Obria’s grant was a part of the Trump administration’s attempt to redistribute Title X money to conservative, anti-abortion organizations instead of Planned Parenthood, which previously received a large portion of the grant. (The money was legally barred from being used for abortions.)

Campaign for Accountability — a progressive watchdog group that sued Trump’s Department of Health and Human Services for information about its use of federal family planning funds — argued in 2019 that Obria is in violation of the requirements for receiving the grant. Before the Trump administration altered the grant requirements (triggering ongoing lawsuits), it included providing contraception and abortion counseling, services Obria does not provide.

In response, an HHS spokesperson said in a statement to Politico that it would not force Obria to comply with the contraception requirements.

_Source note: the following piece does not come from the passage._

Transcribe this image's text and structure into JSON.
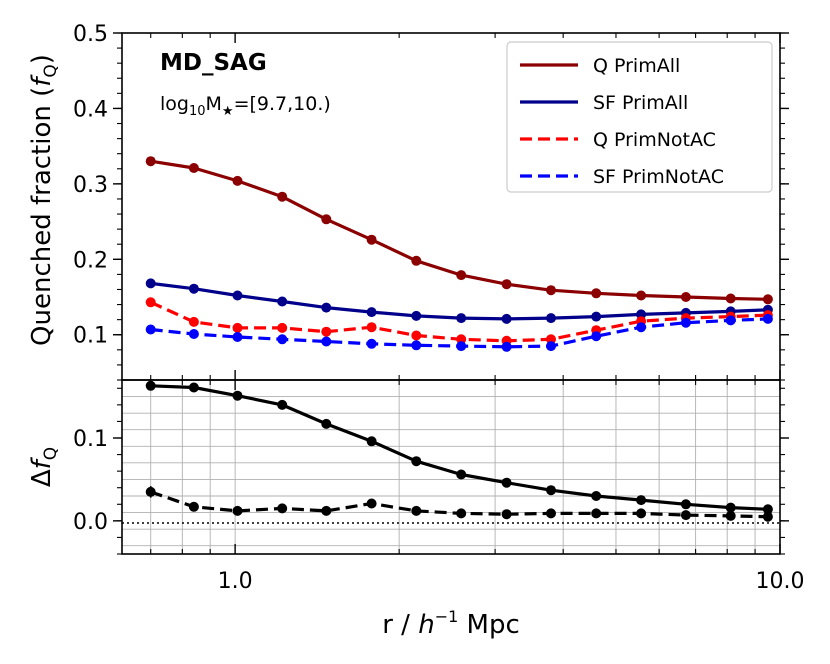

Obria also says on its website that it provides “abortion pill reversal,” an unproven idea that suggests that taking a hormone called progesterone can halt the termination of a pregnancy after a pregnant person has taken the first of two pills required for a medication abortion. There is no evidence this is possible, and no clear understanding of possible side effects. Two major studies of abortion reversal were shut down for ethical and safety issues.

Obria CEO Kathleen Eaton Bravo also faced pushback from abortion rights advocates after the Guardian unearthed her 2015 interview with the Catholic World Report, in which she said that Christianity began to “die out” in Europe “when its nations accepted contraception and abortion.”

“With Europeans having no children, immigrant Muslims came in to replace them, and now the culture of Europe is changing,” she said.

Loeffler donated $3,800 of her Senate salary to Obria over the last two financial quarters. Obria did not immediately respond to a request for comment.

Trump will campaign for Loeffler and Republican Sen. David Perdue, who is also in a runoff, in Georgia on Saturday.